After winning a prize for the oil painting "Jesus Bearing the Cross"  (also known as Veronica) in 1944, Adam was invited to join the Guild of Catholic Artists by its chairman, sculptor Philip Lindsey Clark

This connection, in turn, led to Adam's first major commission from Fr. Malachy Lynch, prior of the Carmelite Friars at Aylesford, Kent: the seven-panel History of the Carmelites of Aylesford in tempera.

 Adam's first large ceramic project, a  Rosary Way, also came as an Aylesford commission. When the artist suggested that he may not be "the man who should do that", Fr. Malachy replied, "Adam, I am sure Our Lady has sent you here for that purpose."

 Adam later commented on this project:

Looking at these Mysteries now, and remembering the agonies, the frenzies and delights of this spontaneous work, I think my inexperience and technical near-impudence contributed much to the freshness and simplicity of these works which, I hope, redeem some of the shortcomings.

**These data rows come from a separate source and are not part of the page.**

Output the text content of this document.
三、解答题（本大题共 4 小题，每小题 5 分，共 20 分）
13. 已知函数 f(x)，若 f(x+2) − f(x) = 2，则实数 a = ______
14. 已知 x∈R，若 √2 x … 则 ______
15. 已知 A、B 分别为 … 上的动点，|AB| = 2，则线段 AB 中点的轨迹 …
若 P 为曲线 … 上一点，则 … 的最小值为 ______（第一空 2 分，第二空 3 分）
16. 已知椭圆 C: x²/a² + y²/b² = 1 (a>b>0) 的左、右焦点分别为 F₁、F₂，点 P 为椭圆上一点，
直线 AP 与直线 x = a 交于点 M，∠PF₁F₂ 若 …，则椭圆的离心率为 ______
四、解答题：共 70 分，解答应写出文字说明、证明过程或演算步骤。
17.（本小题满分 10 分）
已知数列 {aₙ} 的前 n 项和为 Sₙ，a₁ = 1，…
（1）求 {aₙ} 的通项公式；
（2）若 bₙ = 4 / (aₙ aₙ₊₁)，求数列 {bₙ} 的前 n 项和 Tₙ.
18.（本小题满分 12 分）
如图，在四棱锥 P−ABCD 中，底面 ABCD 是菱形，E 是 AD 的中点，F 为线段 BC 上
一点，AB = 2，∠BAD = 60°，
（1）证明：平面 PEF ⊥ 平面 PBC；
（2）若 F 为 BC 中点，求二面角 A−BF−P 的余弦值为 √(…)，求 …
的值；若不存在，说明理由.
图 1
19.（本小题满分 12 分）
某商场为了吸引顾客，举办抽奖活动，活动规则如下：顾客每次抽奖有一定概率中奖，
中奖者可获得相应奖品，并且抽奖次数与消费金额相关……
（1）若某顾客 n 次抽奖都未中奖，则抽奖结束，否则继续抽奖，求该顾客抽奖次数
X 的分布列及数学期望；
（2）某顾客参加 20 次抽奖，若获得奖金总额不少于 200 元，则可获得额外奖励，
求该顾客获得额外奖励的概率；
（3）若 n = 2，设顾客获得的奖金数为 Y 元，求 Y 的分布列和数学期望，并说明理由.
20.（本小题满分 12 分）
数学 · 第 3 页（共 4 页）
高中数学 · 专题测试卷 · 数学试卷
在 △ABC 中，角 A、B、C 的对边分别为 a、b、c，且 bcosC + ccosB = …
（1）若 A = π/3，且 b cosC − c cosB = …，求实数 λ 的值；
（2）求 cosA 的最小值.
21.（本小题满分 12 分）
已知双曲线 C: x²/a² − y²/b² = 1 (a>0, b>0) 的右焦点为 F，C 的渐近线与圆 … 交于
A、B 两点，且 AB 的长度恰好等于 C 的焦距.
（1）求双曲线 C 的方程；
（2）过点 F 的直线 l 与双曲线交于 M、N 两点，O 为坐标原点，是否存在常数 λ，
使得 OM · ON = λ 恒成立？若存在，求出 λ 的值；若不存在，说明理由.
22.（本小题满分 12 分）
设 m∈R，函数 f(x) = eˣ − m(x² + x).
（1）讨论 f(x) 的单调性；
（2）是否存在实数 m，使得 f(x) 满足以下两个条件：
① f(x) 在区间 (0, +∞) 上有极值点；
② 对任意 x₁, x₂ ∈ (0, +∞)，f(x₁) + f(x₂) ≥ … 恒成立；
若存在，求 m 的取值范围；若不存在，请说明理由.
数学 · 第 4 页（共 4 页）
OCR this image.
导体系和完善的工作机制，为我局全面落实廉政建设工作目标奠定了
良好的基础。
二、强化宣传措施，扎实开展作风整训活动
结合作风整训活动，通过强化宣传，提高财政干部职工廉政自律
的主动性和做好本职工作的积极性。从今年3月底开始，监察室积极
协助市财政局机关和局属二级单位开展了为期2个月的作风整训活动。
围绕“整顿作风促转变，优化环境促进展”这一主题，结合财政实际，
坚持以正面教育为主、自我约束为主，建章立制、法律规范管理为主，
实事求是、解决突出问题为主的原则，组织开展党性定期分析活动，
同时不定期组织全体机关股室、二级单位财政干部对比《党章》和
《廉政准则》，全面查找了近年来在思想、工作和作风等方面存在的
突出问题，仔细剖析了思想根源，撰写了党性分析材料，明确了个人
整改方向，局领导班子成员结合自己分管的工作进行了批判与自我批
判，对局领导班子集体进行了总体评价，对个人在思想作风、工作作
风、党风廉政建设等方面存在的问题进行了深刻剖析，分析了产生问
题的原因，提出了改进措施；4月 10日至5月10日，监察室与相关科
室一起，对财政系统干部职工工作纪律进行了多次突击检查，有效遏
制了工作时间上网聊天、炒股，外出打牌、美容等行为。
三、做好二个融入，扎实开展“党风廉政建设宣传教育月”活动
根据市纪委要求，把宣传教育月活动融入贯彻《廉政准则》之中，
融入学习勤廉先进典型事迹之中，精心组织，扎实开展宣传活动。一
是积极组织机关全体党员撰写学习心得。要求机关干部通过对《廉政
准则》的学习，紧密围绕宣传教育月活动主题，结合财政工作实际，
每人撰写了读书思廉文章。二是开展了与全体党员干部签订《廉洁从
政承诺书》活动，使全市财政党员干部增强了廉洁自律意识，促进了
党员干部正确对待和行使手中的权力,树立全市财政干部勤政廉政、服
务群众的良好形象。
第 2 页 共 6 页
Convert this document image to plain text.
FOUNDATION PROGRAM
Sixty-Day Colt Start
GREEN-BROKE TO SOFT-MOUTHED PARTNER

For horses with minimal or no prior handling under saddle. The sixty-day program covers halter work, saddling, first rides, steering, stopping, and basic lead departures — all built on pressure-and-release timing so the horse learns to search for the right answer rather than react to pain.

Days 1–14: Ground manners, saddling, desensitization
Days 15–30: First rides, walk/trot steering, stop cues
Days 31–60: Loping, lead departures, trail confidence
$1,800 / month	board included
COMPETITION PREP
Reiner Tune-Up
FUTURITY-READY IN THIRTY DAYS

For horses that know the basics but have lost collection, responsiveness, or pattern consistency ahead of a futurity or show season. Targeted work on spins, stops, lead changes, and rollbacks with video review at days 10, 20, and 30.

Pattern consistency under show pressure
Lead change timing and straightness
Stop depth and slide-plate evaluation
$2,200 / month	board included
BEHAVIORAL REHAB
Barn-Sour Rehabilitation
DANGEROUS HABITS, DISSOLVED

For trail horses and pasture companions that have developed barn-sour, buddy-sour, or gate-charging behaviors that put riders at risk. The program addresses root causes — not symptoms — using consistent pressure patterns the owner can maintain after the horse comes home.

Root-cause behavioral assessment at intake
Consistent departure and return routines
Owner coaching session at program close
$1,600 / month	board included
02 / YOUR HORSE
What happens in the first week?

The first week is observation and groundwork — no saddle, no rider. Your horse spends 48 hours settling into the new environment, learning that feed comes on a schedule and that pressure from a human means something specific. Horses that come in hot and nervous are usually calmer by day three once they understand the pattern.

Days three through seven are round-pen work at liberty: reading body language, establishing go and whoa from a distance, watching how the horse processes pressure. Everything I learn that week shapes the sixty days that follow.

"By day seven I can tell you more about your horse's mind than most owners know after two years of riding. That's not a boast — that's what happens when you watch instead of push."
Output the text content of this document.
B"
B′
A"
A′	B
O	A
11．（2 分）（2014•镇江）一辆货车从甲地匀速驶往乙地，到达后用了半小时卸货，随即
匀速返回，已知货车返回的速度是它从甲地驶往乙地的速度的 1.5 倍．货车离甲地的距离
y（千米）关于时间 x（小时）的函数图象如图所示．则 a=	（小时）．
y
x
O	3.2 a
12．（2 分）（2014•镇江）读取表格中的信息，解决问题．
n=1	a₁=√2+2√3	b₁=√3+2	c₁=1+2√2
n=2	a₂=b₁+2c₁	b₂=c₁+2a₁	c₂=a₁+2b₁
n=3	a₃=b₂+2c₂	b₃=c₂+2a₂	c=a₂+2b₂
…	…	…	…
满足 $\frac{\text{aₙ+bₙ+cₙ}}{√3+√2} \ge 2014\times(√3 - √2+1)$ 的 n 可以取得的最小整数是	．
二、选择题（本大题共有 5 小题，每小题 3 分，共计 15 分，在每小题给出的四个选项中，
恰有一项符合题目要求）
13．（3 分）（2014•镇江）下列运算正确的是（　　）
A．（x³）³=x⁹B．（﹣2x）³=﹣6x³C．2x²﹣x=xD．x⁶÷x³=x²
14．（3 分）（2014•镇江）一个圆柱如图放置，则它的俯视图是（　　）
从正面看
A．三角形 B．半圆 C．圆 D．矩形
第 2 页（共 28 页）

 After an exhibition in 1952, a brief notice in The Tablet stated:

Mr. Adam Kossowski comes from Southern Poland, where East and West meet. He studied mural painting in Italy, taught in Warsaw and suffered for two and a half years in Russian prisons and labour camps. This rich experience of nationality, training and suffering is obvious in all his work. He is thoroughly mature artist of great vitality and exuberance but with the necessary discipline to harness these forces.

From 1953 to 1970, Adam completed many commissions for large murals and reliefs. He died in London on 31 March 1986, aged 80, and is buried at Aylesford, Kent.

He is considered one of the greatest and most prolific religious artists in twentieth-century. Benedict Read notes in “Adam Kossowski: Murals and Paintings”  that in Britain after the war the Church was ‘a vital artistic culture,’ and that ‘the thirty years after 1945 witnessed for the Catholic Church in particular in this country an almost unprecedented campaign of church building and decoration, with the new cathedrals in Liverpool, Cardiff and Bristol just the tip of the proverbial iceberg.’